Labour MPs are still reeling from last week’s Spring Statement in which the Chancellor slashed welfare spending and made further cuts in a bid to calm both the markets and the Office for Budget Responsibility (OBR). Yet this week could prove even more seismic when it comes to the state of the public finances. On Wednesday, Donald Trump is expected to announce a wave of new tariffs in what the US President has billed ‘Liberation Day’. Trump is expected to reveal plans for reciprocal tariffs (aimed at addressing what he sees as an ongoing trade imbalance between the US and other countries) as he argues that it is ‘finally time for the Good Ol’ USA to get some of that MONEY, and RESPECT, BACK. GOD BLESS AMERICA!!!’.

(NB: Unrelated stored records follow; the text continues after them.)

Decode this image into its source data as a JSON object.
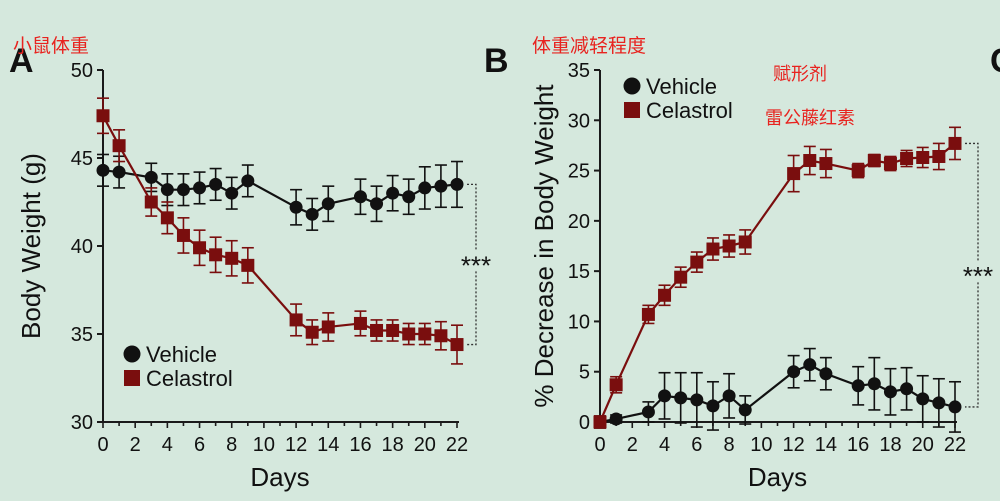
{
  "colors": {
    "background": "#d5e8dd",
    "vehicle": "#111111",
    "celastrol": "#7a0e0e",
    "annotation": "#e8231f",
    "axis": "#1a1a1a"
  },
  "annotations": {
    "a": "小鼠体重",
    "b": "体重减轻程度",
    "vehicle_cn": "赋形剂",
    "celastrol_cn": "雷公藤红素"
  },
  "chart_data": [
    {
      "panel": "A",
      "type": "line",
      "xlabel": "Days",
      "ylabel": "Body Weight (g)",
      "xlim": [
        0,
        22
      ],
      "ylim": [
        30,
        50
      ],
      "xticks": [
        "0",
        "2",
        "4",
        "6",
        "8",
        "10",
        "12",
        "14",
        "16",
        "18",
        "20",
        "22"
      ],
      "yticks": [
        "30",
        "35",
        "40",
        "45",
        "50"
      ],
      "legend_position": "bottom-left",
      "significance": "***",
      "grid": false,
      "series": [
        {
          "name": "Vehicle",
          "marker": "circle",
          "x": [
            0,
            1,
            3,
            4,
            5,
            6,
            7,
            8,
            9,
            12,
            13,
            14,
            16,
            17,
            18,
            19,
            20,
            21,
            22
          ],
          "y": [
            44.3,
            44.2,
            43.9,
            43.2,
            43.2,
            43.3,
            43.5,
            43.0,
            43.7,
            42.2,
            41.8,
            42.4,
            42.8,
            42.4,
            43.0,
            42.8,
            43.3,
            43.4,
            43.5
          ],
          "err": [
            0.9,
            0.9,
            0.8,
            0.9,
            0.9,
            0.9,
            0.9,
            0.9,
            0.9,
            1.0,
            0.9,
            1.0,
            1.0,
            1.0,
            1.0,
            1.0,
            1.2,
            1.2,
            1.3
          ]
        },
        {
          "name": "Celastrol",
          "marker": "square",
          "x": [
            0,
            1,
            3,
            4,
            5,
            6,
            7,
            8,
            9,
            12,
            13,
            14,
            16,
            17,
            18,
            19,
            20,
            21,
            22
          ],
          "y": [
            47.4,
            45.7,
            42.5,
            41.6,
            40.6,
            39.9,
            39.5,
            39.3,
            38.9,
            35.8,
            35.1,
            35.4,
            35.6,
            35.2,
            35.2,
            35.0,
            35.0,
            34.9,
            34.4
          ],
          "err": [
            1.0,
            0.9,
            0.8,
            0.9,
            1.0,
            1.0,
            1.0,
            1.0,
            1.0,
            0.9,
            0.7,
            0.8,
            0.7,
            0.6,
            0.6,
            0.6,
            0.6,
            0.8,
            1.1
          ]
        }
      ]
    },
    {
      "panel": "B",
      "type": "line",
      "xlabel": "Days",
      "ylabel": "% Decrease in Body Weight",
      "xlim": [
        0,
        22
      ],
      "ylim": [
        0,
        35
      ],
      "xticks": [
        "0",
        "2",
        "4",
        "6",
        "8",
        "10",
        "12",
        "14",
        "16",
        "18",
        "20",
        "22"
      ],
      "yticks": [
        "0",
        "5",
        "10",
        "15",
        "20",
        "25",
        "30",
        "35"
      ],
      "legend_position": "top-left",
      "significance": "***",
      "grid": false,
      "series": [
        {
          "name": "Vehicle",
          "marker": "circle",
          "x": [
            0,
            1,
            3,
            4,
            5,
            6,
            7,
            8,
            9,
            12,
            13,
            14,
            16,
            17,
            18,
            19,
            20,
            21,
            22
          ],
          "y": [
            0.0,
            0.3,
            1.0,
            2.6,
            2.4,
            2.2,
            1.6,
            2.6,
            1.2,
            5.0,
            5.7,
            4.8,
            3.6,
            3.8,
            3.0,
            3.3,
            2.3,
            1.9,
            1.5
          ],
          "err": [
            0.6,
            0.4,
            1.0,
            2.3,
            2.5,
            2.7,
            2.4,
            2.2,
            1.4,
            1.6,
            1.6,
            1.6,
            1.9,
            2.6,
            2.3,
            2.1,
            2.3,
            2.4,
            2.5
          ]
        },
        {
          "name": "Celastrol",
          "marker": "square",
          "x": [
            0,
            1,
            3,
            4,
            5,
            6,
            7,
            8,
            9,
            12,
            13,
            14,
            16,
            17,
            18,
            19,
            20,
            21,
            22
          ],
          "y": [
            0.0,
            3.7,
            10.7,
            12.6,
            14.4,
            15.9,
            17.2,
            17.5,
            17.9,
            24.7,
            26.0,
            25.7,
            25.0,
            26.0,
            25.7,
            26.2,
            26.3,
            26.4,
            27.7
          ],
          "err": [
            0.6,
            0.8,
            0.9,
            1.0,
            1.0,
            1.0,
            1.1,
            1.1,
            1.2,
            1.8,
            1.4,
            1.4,
            0.7,
            0.6,
            0.7,
            0.8,
            1.0,
            1.3,
            1.6
          ]
        }
      ]
    }
  ]
}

In Whitehall, there is a nervousness about what this might mean for the UK. When Trump first returned to the White House, ministers were hopeful the UK could avoid such tariffs on the grounds that Trump was more focused on those with large deficits such as the EU.
Ministers have also been looking at a range of mini-deals that would work to win over Team Trump, such as a limited trade deal. This came up on Sunday night when Trump spoke with Keir Starmer. The pair ‘discussed the productive negotiations between their respective teams on a UK-US economic prosperity deal, agreeing that these will continue at pace this week’. The Business Secretary Jonathan Reynolds has been spending time in Washington DC for negotiations while Reeves has been looking at US unhappiness over the current digital services tax, which targets the big tech companies.
Senior government figures find the fact that the current administration is so transactional is not all bad – it means they at least have a sense of what they ought to do to get a certain result. Yet in the past week hope has been diminishing of a complete carve out on tariffs. Trump has already announced 25 per cent tariffs on cars and auto parts imported in the US along with steel. So far the UK government has attempted a softly-softly approach with Trump. Where EU countries and others have been harsher in their rhetoric, Starmer has tried to go for charm.
The UK government has not ruled out retaliatory tariffs but clearly sees them as a last resort. Yet if the UK receives little in the way of special treatment, Starmer will come under pressure to take a harsher stance. Already some MPs from across the House are expressing concerns that even a special deal to avoid Wednesday’s tariffs might only provide a temporary reprieve and the President will inevitably come back demanding more. Others are looking to how the Canadian leader Mark Carney has stood up to Trump with some positive results both in terms of tariff negotiations and a poll bounce.
It means this could be the week Starmer has to stand up to the US president with retaliatory measures on the table.